According to Zimbabwe National Statistics Agency prices decreased by an average of 2,70 percent between May 2014 and May 2015.
Zimbabwe uses a basket of currencies dominated by the US dollar, and the falling value of the Rand and some other currencies continues to make imports, especially from South Africa, cheaper for local retailers.
On average, Zimbabwe imports about 60 percent of basic products consumed in the country from South Africa.
The month-on-month rate of inflation in May 2015 came in at minus 0,19 percent gaining 0,70 percentage points on the April 2015 inflation rate of minus 0,89 percent.
Monthly inflation has in recent months kept a downward trend as manufacturers and retailers, are able to lower prices, including Innscor, Delta, Econet and Dairibord, to boost demand. The falling value of the rand has also made imports from South Africa cheaper in US dollar terms and the competition now in place forces retailers to pass the lower prices onto consumers.

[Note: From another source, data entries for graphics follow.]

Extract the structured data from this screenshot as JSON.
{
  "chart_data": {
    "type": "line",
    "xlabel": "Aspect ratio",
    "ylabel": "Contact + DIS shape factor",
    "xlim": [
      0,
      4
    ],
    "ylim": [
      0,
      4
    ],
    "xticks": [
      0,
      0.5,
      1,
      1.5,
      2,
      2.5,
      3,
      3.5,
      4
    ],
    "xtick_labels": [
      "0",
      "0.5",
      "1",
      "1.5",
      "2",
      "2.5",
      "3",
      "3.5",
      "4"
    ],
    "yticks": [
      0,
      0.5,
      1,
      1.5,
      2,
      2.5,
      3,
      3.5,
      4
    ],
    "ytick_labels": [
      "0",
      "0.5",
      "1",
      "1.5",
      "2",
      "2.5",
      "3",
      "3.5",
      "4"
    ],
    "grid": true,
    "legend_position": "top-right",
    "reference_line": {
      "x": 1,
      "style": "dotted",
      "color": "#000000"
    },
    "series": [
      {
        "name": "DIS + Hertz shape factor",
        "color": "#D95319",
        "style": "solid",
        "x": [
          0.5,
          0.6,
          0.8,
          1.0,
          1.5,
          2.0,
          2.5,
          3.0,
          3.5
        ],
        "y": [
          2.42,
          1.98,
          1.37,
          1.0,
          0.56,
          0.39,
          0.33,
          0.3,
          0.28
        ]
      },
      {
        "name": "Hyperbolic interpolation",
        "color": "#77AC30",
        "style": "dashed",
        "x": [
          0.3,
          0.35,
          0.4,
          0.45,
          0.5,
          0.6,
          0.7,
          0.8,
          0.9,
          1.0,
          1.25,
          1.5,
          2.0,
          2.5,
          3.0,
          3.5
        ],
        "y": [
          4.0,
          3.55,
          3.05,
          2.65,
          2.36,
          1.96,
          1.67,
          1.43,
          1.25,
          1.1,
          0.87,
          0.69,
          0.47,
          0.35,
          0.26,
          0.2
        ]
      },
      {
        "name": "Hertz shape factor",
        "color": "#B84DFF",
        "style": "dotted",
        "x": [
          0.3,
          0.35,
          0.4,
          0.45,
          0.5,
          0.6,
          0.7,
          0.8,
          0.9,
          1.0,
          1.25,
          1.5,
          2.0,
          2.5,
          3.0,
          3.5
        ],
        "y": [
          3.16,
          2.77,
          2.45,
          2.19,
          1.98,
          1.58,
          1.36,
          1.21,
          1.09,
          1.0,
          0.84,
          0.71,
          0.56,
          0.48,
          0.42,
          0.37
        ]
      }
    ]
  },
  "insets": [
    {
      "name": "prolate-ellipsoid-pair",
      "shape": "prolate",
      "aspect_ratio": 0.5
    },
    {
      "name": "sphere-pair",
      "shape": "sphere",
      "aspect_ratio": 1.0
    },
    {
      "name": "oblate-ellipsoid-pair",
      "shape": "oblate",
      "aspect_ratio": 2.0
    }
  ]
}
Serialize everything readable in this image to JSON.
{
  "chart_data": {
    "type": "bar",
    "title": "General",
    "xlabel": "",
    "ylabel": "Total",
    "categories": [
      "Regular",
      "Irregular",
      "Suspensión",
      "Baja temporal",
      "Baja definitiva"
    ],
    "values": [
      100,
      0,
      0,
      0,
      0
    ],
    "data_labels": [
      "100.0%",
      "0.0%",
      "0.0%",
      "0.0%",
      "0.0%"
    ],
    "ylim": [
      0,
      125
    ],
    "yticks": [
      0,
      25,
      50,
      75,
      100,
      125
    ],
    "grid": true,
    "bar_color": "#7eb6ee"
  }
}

Price reductions have been noted in such fast moving consumer goods as airtime, bread and beer.
It is now apparent that price adjustment is being driven by price re-alignment and not deflationary crisis. Better management and technology by successful manufacturers have lowered many prices.
It has long been argued that high prices in Zimbabwe under the strong US dollar would not be sustained for long in a country that has the freedom to import cheaper from the region.
According to the national statistical office, the year-on-year food and non-alcoholic beverages stood at minus 3,0 percent while the non-food inflation rate was minus 2,56 percent.